Si l’épidémie est en forte régression ces dernières semaines après un net recul du nombre de cas enregistrés, l’inquiétude est réelle. En cause, les trois cas de microcéphalie signalés sur l’archipel depuis le 14 mars.
Ces microcéphalies – une taille anormalement petite du crâne et du cerveau des nouveau-nés – ont permis de confirmer que la souche asiatique sévissant en Amérique du Sud était bien présente au Cap-Vert.

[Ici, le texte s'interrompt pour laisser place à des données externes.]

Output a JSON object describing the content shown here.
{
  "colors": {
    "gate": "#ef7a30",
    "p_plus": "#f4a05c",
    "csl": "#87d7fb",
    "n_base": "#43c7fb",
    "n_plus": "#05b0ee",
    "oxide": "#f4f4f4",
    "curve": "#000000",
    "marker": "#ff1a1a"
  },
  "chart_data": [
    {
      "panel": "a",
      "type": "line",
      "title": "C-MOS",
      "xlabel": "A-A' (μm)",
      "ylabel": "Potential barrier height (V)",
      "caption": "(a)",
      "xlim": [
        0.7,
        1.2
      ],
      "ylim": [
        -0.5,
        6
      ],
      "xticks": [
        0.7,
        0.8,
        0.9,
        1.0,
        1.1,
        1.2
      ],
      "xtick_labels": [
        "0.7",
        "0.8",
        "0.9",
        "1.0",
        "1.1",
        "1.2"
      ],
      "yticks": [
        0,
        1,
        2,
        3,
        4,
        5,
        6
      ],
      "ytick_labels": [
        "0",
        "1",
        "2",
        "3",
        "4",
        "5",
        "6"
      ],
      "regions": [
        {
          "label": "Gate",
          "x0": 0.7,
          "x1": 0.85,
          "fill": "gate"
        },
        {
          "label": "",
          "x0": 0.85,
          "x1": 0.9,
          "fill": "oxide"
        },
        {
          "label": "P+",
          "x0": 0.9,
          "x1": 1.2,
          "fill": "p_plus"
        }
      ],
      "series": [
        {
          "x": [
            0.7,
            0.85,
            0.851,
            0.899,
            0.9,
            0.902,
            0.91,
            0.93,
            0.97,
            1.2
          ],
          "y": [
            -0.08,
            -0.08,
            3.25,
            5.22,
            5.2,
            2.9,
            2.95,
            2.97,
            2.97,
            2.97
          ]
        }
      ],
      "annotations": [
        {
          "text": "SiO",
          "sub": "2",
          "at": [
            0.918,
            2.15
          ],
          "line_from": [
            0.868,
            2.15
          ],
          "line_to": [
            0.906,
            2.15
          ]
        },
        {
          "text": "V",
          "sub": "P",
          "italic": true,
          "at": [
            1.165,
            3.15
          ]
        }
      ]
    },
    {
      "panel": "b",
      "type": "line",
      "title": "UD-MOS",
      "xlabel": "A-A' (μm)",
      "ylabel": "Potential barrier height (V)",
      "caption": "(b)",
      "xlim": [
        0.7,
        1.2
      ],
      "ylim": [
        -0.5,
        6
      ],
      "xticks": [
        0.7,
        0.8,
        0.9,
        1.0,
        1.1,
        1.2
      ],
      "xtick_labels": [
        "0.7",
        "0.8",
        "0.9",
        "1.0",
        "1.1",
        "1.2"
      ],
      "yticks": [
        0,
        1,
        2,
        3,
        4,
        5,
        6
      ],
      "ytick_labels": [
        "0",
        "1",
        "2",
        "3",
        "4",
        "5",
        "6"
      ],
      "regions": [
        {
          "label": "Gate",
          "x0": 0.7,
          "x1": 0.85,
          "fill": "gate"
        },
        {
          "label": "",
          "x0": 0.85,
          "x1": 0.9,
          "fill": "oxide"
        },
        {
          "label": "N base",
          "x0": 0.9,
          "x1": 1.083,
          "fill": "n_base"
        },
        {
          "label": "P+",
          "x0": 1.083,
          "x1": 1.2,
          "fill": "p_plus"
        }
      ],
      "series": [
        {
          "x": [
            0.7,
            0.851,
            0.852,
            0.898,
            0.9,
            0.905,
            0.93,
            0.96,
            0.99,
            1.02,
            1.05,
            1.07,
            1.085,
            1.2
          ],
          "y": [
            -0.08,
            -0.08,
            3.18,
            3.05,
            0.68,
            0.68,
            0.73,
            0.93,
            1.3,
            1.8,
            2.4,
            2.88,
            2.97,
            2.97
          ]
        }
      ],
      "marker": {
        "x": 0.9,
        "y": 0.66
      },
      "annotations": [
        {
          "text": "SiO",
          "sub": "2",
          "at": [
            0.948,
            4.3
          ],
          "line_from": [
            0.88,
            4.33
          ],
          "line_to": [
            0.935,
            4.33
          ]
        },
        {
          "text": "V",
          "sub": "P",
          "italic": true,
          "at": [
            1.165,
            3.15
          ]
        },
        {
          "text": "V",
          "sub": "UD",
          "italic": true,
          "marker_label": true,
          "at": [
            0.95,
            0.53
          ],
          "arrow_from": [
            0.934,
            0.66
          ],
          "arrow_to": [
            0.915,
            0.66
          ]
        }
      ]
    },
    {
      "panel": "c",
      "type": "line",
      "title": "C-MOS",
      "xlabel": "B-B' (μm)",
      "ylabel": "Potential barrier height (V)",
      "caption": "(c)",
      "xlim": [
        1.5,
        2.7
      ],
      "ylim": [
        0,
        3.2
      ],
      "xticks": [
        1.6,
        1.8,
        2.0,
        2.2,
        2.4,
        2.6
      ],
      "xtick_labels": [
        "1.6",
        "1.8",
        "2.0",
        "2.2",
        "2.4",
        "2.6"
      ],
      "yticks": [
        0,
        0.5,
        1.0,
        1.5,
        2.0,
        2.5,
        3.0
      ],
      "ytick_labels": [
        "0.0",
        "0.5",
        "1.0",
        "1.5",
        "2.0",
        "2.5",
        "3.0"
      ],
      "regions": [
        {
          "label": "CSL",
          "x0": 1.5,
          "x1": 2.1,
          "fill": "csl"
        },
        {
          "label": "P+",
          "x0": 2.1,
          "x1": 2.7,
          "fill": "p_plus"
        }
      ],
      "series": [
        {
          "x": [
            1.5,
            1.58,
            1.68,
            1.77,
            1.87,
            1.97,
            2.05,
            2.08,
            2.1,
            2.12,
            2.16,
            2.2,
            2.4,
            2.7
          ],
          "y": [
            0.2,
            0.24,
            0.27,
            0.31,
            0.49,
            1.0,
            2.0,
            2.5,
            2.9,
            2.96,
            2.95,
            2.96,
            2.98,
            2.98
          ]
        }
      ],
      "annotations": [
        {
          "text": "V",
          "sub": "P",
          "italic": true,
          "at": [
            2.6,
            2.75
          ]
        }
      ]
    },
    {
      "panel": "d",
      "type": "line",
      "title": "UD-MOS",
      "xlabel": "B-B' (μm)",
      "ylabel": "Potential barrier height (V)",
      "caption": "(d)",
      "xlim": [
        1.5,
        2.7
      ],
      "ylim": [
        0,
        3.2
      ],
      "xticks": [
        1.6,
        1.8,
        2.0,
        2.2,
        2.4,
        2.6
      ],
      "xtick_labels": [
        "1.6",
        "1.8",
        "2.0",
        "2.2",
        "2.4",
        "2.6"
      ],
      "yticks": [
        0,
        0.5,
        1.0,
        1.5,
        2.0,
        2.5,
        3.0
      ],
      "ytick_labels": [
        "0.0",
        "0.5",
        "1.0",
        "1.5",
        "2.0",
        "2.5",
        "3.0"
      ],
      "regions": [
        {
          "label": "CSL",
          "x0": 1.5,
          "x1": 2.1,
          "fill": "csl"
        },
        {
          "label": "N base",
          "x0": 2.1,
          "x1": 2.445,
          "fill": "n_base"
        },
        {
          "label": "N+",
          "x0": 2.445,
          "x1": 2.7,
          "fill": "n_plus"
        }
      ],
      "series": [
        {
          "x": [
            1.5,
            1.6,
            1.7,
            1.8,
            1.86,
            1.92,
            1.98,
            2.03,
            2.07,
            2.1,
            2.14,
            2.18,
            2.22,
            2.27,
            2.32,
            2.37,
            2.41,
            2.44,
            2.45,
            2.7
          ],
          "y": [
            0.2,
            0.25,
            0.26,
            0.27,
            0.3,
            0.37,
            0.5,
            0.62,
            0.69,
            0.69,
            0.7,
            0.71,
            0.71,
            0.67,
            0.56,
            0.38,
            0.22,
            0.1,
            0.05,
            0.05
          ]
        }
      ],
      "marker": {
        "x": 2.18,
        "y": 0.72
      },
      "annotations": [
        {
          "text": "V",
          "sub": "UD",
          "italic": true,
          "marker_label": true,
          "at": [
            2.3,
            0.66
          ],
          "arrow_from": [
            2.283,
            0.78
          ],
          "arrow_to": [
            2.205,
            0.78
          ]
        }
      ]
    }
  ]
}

Ce qu’a annoncé le 20 mai la directrice régionale de l’OMS, la Dr Matshidiso Moeti, affirmant que l’épidémie brésilienne était désormais «aux portes de l’Afrique ».
Pourquoi la souche asiatique de Zika préoccupe-t-elle autant ?
L’épidémie qui sévit au Brésil et en Amérique du sud correspond à la souche asiatique, différente de celle découverte dans la forêt ougandaise Zika en 1947.
Cette souche asiatique inquiète en raison des complications neurologiques affectant un nombre élevé de nouveaux-nés. Selon l’une des dernières études médicales en date, publiée mercredi 25 mai dans la revue médicale américaine New England Journal of Medicine, un fœtus atteint par le virus encourt ainsi un risque de microcéphalie variant de 1 à 13% durant le premier trimestre de grossesse, contre 0,02 à 0,12% de toutes les naissances aux États-Unis, selon l’AFP.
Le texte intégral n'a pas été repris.